I have things to accomplish today, such as this blog. I’ve had the first two paragraphs written for three weeks. I like to think that both my mom and my dad would want me to keep pushing forward to get to my goal. I wish my mom could see me now. The person I’ve become. I know my dad was proud, he told me so. I think she would be too.

So, as I take this little mental health break, I need to try to understand that it’s OK to step away for a while. Even though we were right in the middle of a whole bunch of projects, I’ll never learn how to process grief if I don’t take some time to do it.
You may see me stumble and even fall for a little while, and somehow I’m going to have to be OK with that.
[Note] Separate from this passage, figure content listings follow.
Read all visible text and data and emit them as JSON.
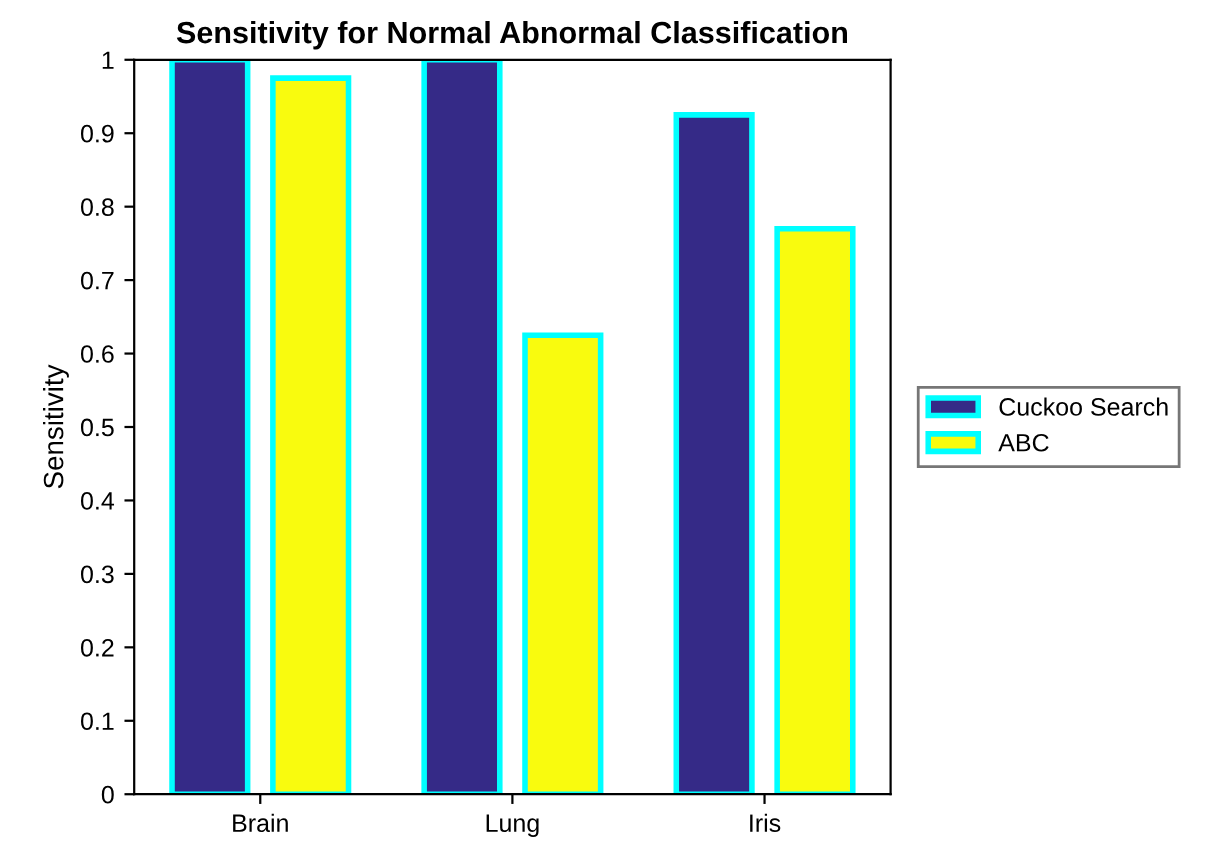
{
  "chart_data": {
    "type": "bar",
    "title": "Sensitivity for Normal Abnormal Classification",
    "ylabel": "Sensitivity",
    "categories": [
      "Brain",
      "Lung",
      "Iris"
    ],
    "series": [
      {
        "name": "Cuckoo Search",
        "color": "#352a87",
        "values": [
          1,
          1,
          0.925
        ]
      },
      {
        "name": "ABC",
        "color": "#f9fb0e",
        "values": [
          0.975,
          0.625,
          0.77
        ]
      }
    ],
    "ylim": [
      0,
      1
    ],
    "yticks": [
      0,
      0.1,
      0.2,
      0.3,
      0.4,
      0.5,
      0.6,
      0.7,
      0.8,
      0.9,
      1
    ],
    "grid": false,
    "legend": "right"
  }
}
I hope you can be as well.
A little while before my father got so sick, I started a hashtag on Twitter #KeepTalkingMH  I think it’s appropriate for not only the month of May,(being Mental Health Awareness Month) but for mental health in general. While I step back and focus on me for a little while, don’t think I’m not terrified that it will get swept under the rug and never heard of again.  If I think long enough, I can find a vast array of topics to cause me yet another panic attack. So, it begs the question: Is being an advocate giving me additional pressures or am I burdening myself with additional pressures because I’m an advocate?

I personally think it’s both.
So, I’m off to attempt to enjoy a day of nice weather and try not to struggle too much with my grief. It’s going to be a long road, but I’ve been on it before.